I get a strange error when running the Tukey test. I hope somebody is able to help me with this as I tried a lot. This is my dataframe:
Name Score
1 A 2.29
2 B 2.19
This is my Tukey Test code:
#TUKEY HSD TEST
tukey = pairwise_tukeyhsd(endog=df['Score'].astype('float'),
groups=df['Name'],
alpha=0.05)
tukey.plot_simultaneous()
plt.vlines(x=49.57,ymin=-0.5,ymax=4.5, color="red")
tukey.summary()
This is the error:
<ipython-input-12-3e12e78a002f> in <module>()
2 tukey = pairwise_tukeyhsd(endog=df['Score'].astype('float'),
3 groups=df['Name'],
----> 4 alpha=0.05)
5
6 tukey.plot_simultaneous()
/usr/local/lib/python3.6/dist-packages/statsmodels/stats/multicomp.py in pairwise_tukeyhsd(endog, groups, alpha)
36 '''
37
---> 38 return MultiComparison(endog, groups).tukeyhsd(alpha=alpha)
/usr/local/lib/python3.6/dist-packages/statsmodels/sandbox/stats/multicomp.py in __init__(self, data, groups, group_order)
794 if group_order is None:
795 self.groupsunique, self.groupintlab = np.unique(groups,
--> 796 return_inverse=True)
797 else:
798 #check if group_order has any names not in groups
/usr/local/lib/python3.6/dist-packages/numpy/lib/arraysetops.py in unique(ar, return_index, return_inverse, return_counts, axis)
221 ar = np.asanyarray(ar)
222 if axis is None:
--> 223 return _unique1d(ar, return_index, return_inverse, return_counts)
224 if not (-ar.ndim <= axis < ar.ndim):
225 raise ValueError('Invalid axis kwarg specified for unique')
/usr/local/lib/python3.6/dist-packages/numpy/lib/arraysetops.py in _unique1d(ar, return_index, return_inverse, return_counts)
278
279 if optional_indices:
--> 280 perm = ar.argsort(kind='mergesort' if return_index else 'quicksort')
281 aux = ar[perm]
282 else:
**TypeError: '<' not supported between instances of 'float' and 'str'**
How can this error be resolved?

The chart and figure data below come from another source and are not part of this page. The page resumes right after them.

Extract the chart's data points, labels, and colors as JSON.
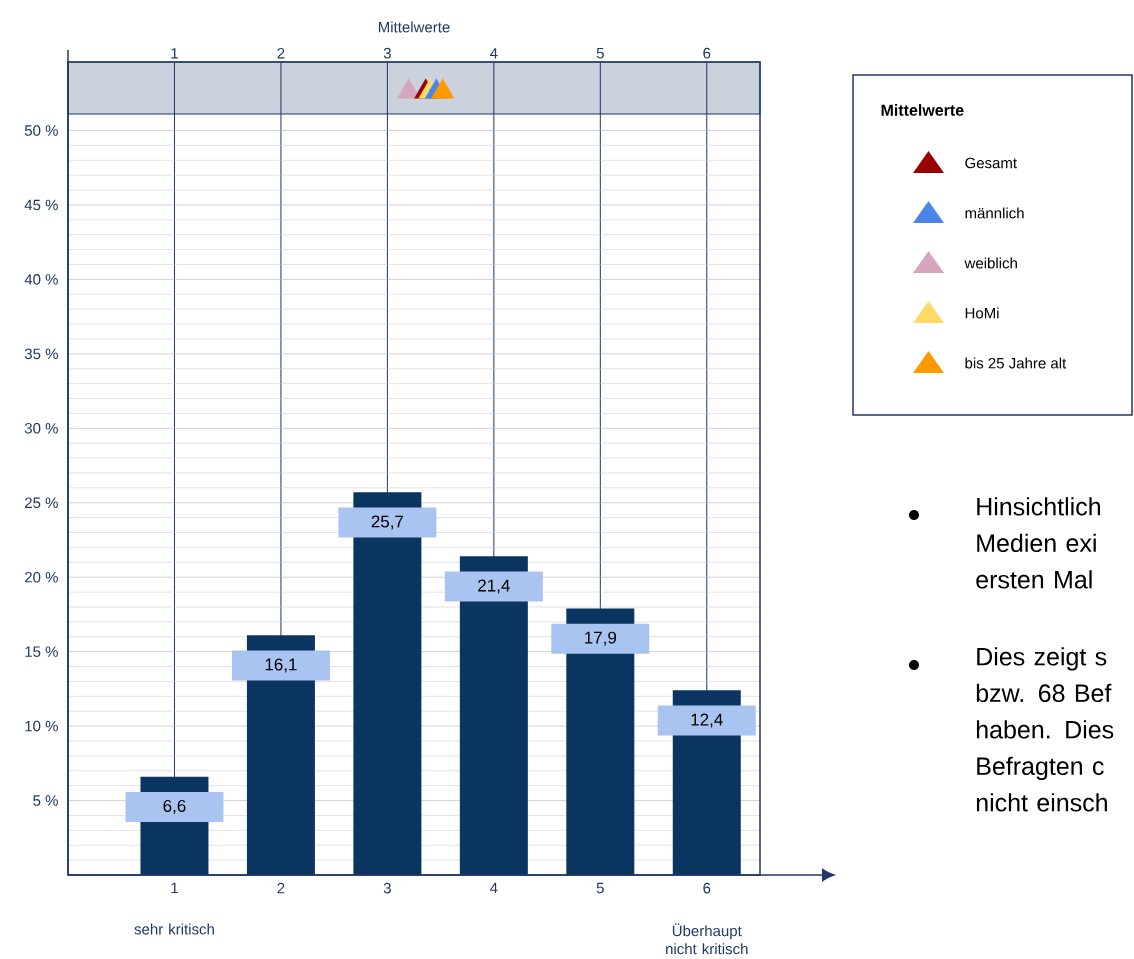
{
  "chart_data": {
    "type": "bar",
    "categories": [
      "1",
      "2",
      "3",
      "4",
      "5",
      "6"
    ],
    "x2label": "Mittelwerte",
    "x2lim": [
      0,
      6.5
    ],
    "x2ticks": [
      1,
      2,
      3,
      4,
      5,
      6
    ],
    "ylim": [
      0,
      54.6
    ],
    "yticks": [
      {
        "value": 0,
        "label": null
      },
      {
        "value": 5,
        "label": "5 %"
      },
      {
        "value": 10,
        "label": "10 %"
      },
      {
        "value": 15,
        "label": "15 %"
      },
      {
        "value": 20,
        "label": "20 %"
      },
      {
        "value": 25,
        "label": "25 %"
      },
      {
        "value": 30,
        "label": "30 %"
      },
      {
        "value": 35,
        "label": "35 %"
      },
      {
        "value": 40,
        "label": "40 %"
      },
      {
        "value": 45,
        "label": "45 %"
      },
      {
        "value": 50,
        "label": "50 %"
      }
    ],
    "grid": true,
    "legend": "right",
    "legend_title": "Mittelwerte",
    "marker": "triangle",
    "bands": [
      {
        "axis": "y",
        "from": 51.1,
        "to": 54.6,
        "color": "#cbd1dd"
      }
    ],
    "series": [
      {
        "color": "#0a3560",
        "values": [
          6.6,
          16.1,
          25.7,
          21.4,
          17.9,
          12.4
        ],
        "value_labels": [
          "6,6",
          "16,1",
          "25,7",
          "21,4",
          "17,9",
          "12,4"
        ]
      },
      {
        "name": "Gesamt",
        "type": "scatter",
        "axis": "x2",
        "color": "#990000",
        "x": [
          3.36
        ],
        "values": [
          52.6
        ]
      },
      {
        "name": "männlich",
        "type": "scatter",
        "axis": "x2",
        "color": "#4a86e8",
        "x": [
          3.46
        ],
        "values": [
          52.6
        ]
      },
      {
        "name": "weiblich",
        "type": "scatter",
        "axis": "x2",
        "color": "#d5a6bd",
        "x": [
          3.2
        ],
        "values": [
          52.6
        ]
      },
      {
        "name": "HoMi",
        "type": "scatter",
        "axis": "x2",
        "color": "#ffd966",
        "x": [
          3.4
        ],
        "values": [
          52.6
        ]
      },
      {
        "name": "bis 25 Jahre alt",
        "type": "scatter",
        "axis": "x2",
        "color": "#ff9900",
        "x": [
          3.52
        ],
        "values": [
          52.6
        ]
      }
    ],
    "annotations": [
      "sehr kritisch",
      "Überhaupt nicht kritisch",
      "Hinsichtlich Medien exi ersten Mal",
      "Dies zeigt s bzw. 68 Bef haben. Dies Befragten c nicht einsch"
    ]
  }
}
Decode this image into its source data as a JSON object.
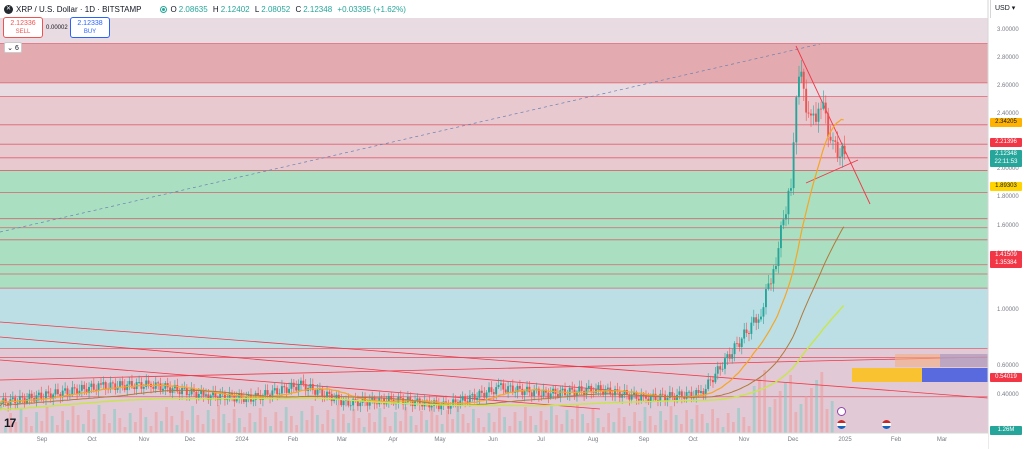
{
  "header": {
    "title": "XRP / U.S. Dollar · 1D · BITSTAMP",
    "open_label": "O",
    "open": "2.08635",
    "high_label": "H",
    "high": "2.12402",
    "low_label": "L",
    "low": "2.08052",
    "close_label": "C",
    "close": "2.12348",
    "change": "+0.03395 (+1.62%)"
  },
  "trade": {
    "sell_price": "2.12336",
    "sell_label": "SELL",
    "spread": "0.00002",
    "buy_price": "2.12338",
    "buy_label": "BUY"
  },
  "indicator_toggle": "6",
  "currency": "USD",
  "colors": {
    "up": "#26a69a",
    "down": "#ef5350",
    "trend": "#f23645",
    "ma_orange": "#f5a623",
    "ma_yellow": "#c8e64a",
    "ma_brown": "#b07a3a"
  },
  "y_axis": {
    "labels": [
      "3.00000",
      "2.80000",
      "2.60000",
      "2.40000",
      "2.00000",
      "1.80000",
      "1.60000",
      "1.40000",
      "1.00000",
      "0.60000",
      "0.40000"
    ]
  },
  "price_tags": [
    {
      "value": "2.34205",
      "color": "#ffb300",
      "text_dark": true
    },
    {
      "value": "2.21396",
      "color": "#f23645",
      "text_dark": false
    },
    {
      "value": "2.12348",
      "color": "#26a69a",
      "text_dark": false
    },
    {
      "value": "22:11:53",
      "color": "#26a69a",
      "text_dark": false
    },
    {
      "value": "1.89303",
      "color": "#ffd400",
      "text_dark": true
    },
    {
      "value": "1.41509",
      "color": "#f23645",
      "text_dark": false
    },
    {
      "value": "1.35384",
      "color": "#f23645",
      "text_dark": false
    },
    {
      "value": "0.54019",
      "color": "#f23645",
      "text_dark": false
    },
    {
      "value": "1.26M",
      "color": "#26a69a",
      "text_dark": false
    }
  ],
  "x_axis": {
    "labels": [
      "Sep",
      "Oct",
      "Nov",
      "Dec",
      "2024",
      "Feb",
      "Mar",
      "Apr",
      "May",
      "Jun",
      "Jul",
      "Aug",
      "Sep",
      "Oct",
      "Nov",
      "Dec",
      "2025",
      "Feb",
      "Mar"
    ]
  },
  "logo": "17",
  "chart_data": {
    "type": "candlestick",
    "symbol": "XRP / U.S. Dollar",
    "interval": "1D",
    "exchange": "BITSTAMP",
    "ylim": [
      0.3,
      3.05
    ],
    "x": [
      "2023-09",
      "2023-10",
      "2023-11",
      "2023-12",
      "2024-01",
      "2024-02",
      "2024-03",
      "2024-04",
      "2024-05",
      "2024-06",
      "2024-07",
      "2024-08",
      "2024-09",
      "2024-10",
      "2024-11",
      "2024-11-15",
      "2024-11-22",
      "2024-12-01",
      "2024-12-04",
      "2024-12-10",
      "2024-12-17",
      "2024-12-24",
      "2024-12-30"
    ],
    "close": [
      0.5,
      0.55,
      0.61,
      0.62,
      0.55,
      0.53,
      0.62,
      0.5,
      0.52,
      0.48,
      0.6,
      0.56,
      0.59,
      0.53,
      0.56,
      1.1,
      1.45,
      1.98,
      2.7,
      2.35,
      2.5,
      2.2,
      2.12
    ],
    "horizontal_levels": [
      2.88,
      2.62,
      2.53,
      2.34205,
      2.21396,
      2.12348,
      2.04,
      1.89303,
      1.72,
      1.66,
      1.58,
      1.41509,
      1.35384,
      1.26,
      0.86,
      0.8,
      0.54019
    ],
    "zones": [
      {
        "from": 2.62,
        "to": 2.88
      },
      {
        "from": 2.04,
        "to": 2.53
      },
      {
        "from": 1.26,
        "to": 2.04
      },
      {
        "from": 0.86,
        "to": 1.26
      },
      {
        "from": 0.3,
        "to": 0.86
      }
    ],
    "volume_last": "1.26M"
  }
}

Thanks in advance!
You have the problem because df['Name']
contains both floats and strings AND df['Name']
is of type pandas.core.series.Series
. This combination leads to an error with numpy.unique()
as seen from traceback. You can fix the problem with 2 ways.
tukey = pairwise_tukeyhsd(endog=df['Score'].astype('float'),
groups=list(df['Name']), # list instead of a Series
alpha=0.05)
OR
Make sure df['Name']
contains only numbers or only strings.